The working principle is as follows: by utilizing a soft connection principle of files under Linux, marking a current newly-built index fragment directory to mark an original index file storage position pointed by the current file, avoiding copy overhead, simultaneously accessing original index data on a new index fragment, deleting half of specified index data on the current newly-built index fragment by virtue of the delete from characteristic of Lucene, deleting the opposite other half of data on the other index fragment, and completing the process of splitting the index file from one into two; because the source file data of the link file is deleted without being influenced by the soft connection principle, the process of splitting the index file from one into two can be completed, the splitting process does not need additional copy overhead, and the efficiency of deleting the designated index data is high, so the index splitting process is extremely fast, and the time consumption is not too much even if the data volume is large;

and after the index splitting is completed, determining a storage directory positioned by the current index data according to a deleting condition used in the deleting operation, and warehousing the subsequent data again.

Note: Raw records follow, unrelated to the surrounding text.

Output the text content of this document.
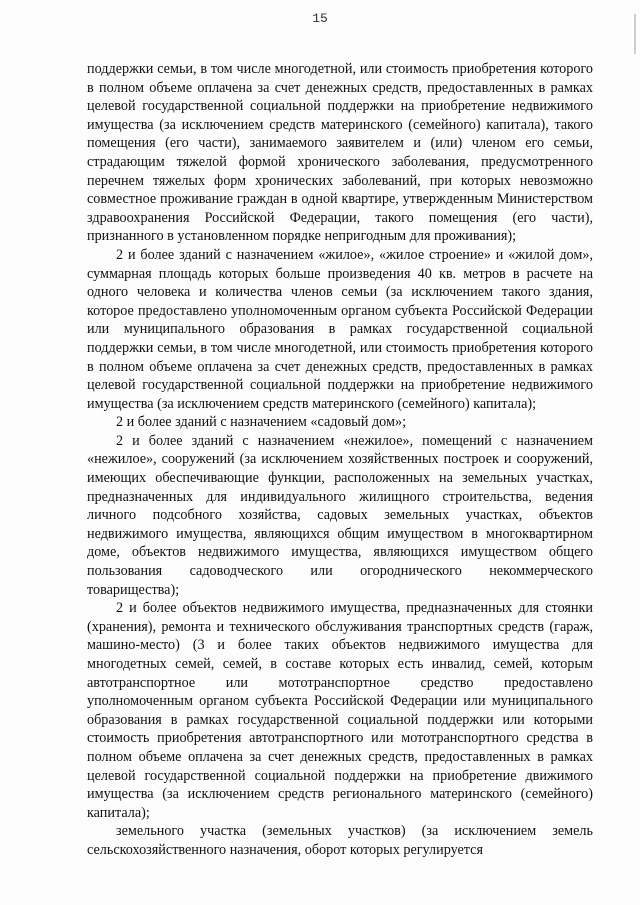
15

поддержки семьи, в том числе многодетной, или стоимость приобретения которого в полном объеме оплачена за счет денежных средств, предоставленных в рамках целевой государственной социальной поддержки на приобретение недвижимого имущества (за исключением средств материнского (семейного) капитала), такого помещения (его части), занимаемого заявителем и (или) членом его семьи, страдающим тяжелой формой хронического заболевания, предусмотренного перечнем тяжелых форм хронических заболеваний, при которых невозможно совместное проживание граждан в одной квартире, утвержденным Министерством здравоохранения Российской Федерации, такого помещения (его части), признанного в установленном порядке непригодным для проживания);

2 и более зданий с назначением «жилое», «жилое строение» и «жилой дом», суммарная площадь которых больше произведения 40 кв. метров в расчете на одного человека и количества членов семьи (за исключением такого здания, которое предоставлено уполномоченным органом субъекта Российской Федерации или муниципального образования в рамках государственной социальной поддержки семьи, в том числе многодетной, или стоимость приобретения которого в полном объеме оплачена за счет денежных средств, предоставленных в рамках целевой государственной социальной поддержки на приобретение недвижимого имущества (за исключением средств материнского (семейного) капитала);

2 и более зданий с назначением «садовый дом»;

2 и более зданий с назначением «нежилое», помещений с назначением «нежилое», сооружений (за исключением хозяйственных построек и сооружений, имеющих обеспечивающие функции, расположенных на земельных участках, предназначенных для индивидуального жилищного строительства, ведения личного подсобного хозяйства, садовых земельных участках, объектов недвижимого имущества, являющихся общим имуществом в многоквартирном доме, объектов недвижимого имущества, являющихся имуществом общего пользования садоводческого или огороднического некоммерческого товарищества);

2 и более объектов недвижимого имущества, предназначенных для стоянки (хранения), ремонта и технического обслуживания транспортных средств (гараж, машино-место) (3 и более таких объектов недвижимого имущества для многодетных семей, семей, в составе которых есть инвалид, семей, которым автотранспортное или мототранспортное средство предоставлено уполномоченным органом субъекта Российской Федерации или муниципального образования в рамках государственной социальной поддержки или которыми стоимость приобретения автотранспортного или мототранспортного средства в полном объеме оплачена за счет денежных средств, предоставленных в рамках целевой государственной социальной поддержки на приобретение движимого имущества (за исключением средств регионального материнского (семейного) капитала);

земельного участка (земельных участков) (за исключением земель сельскохозяйственного назначения, оборот которых регулируется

Although embodiments of the present invention have been shown and described, it will be appreciated by those skilled in the art that changes, modifications, substitutions and alterations can be made in these embodiments without departing from the principles and spirit of the invention, the scope of which is defined in the appended claims and their equivalents.

Claims

1. A large-index rapid splitting method based on Lucene is characterized in that: the method comprises the following steps:

2. The large index fast splitting method based on Lucene as claimed in claim 1, wherein: said S1) can access the original index data on the new index slice by the tag.

3. The large index fast splitting method based on Lucene as claimed in claim 1, wherein: the method performs rapid index splitting in idle time through manual control.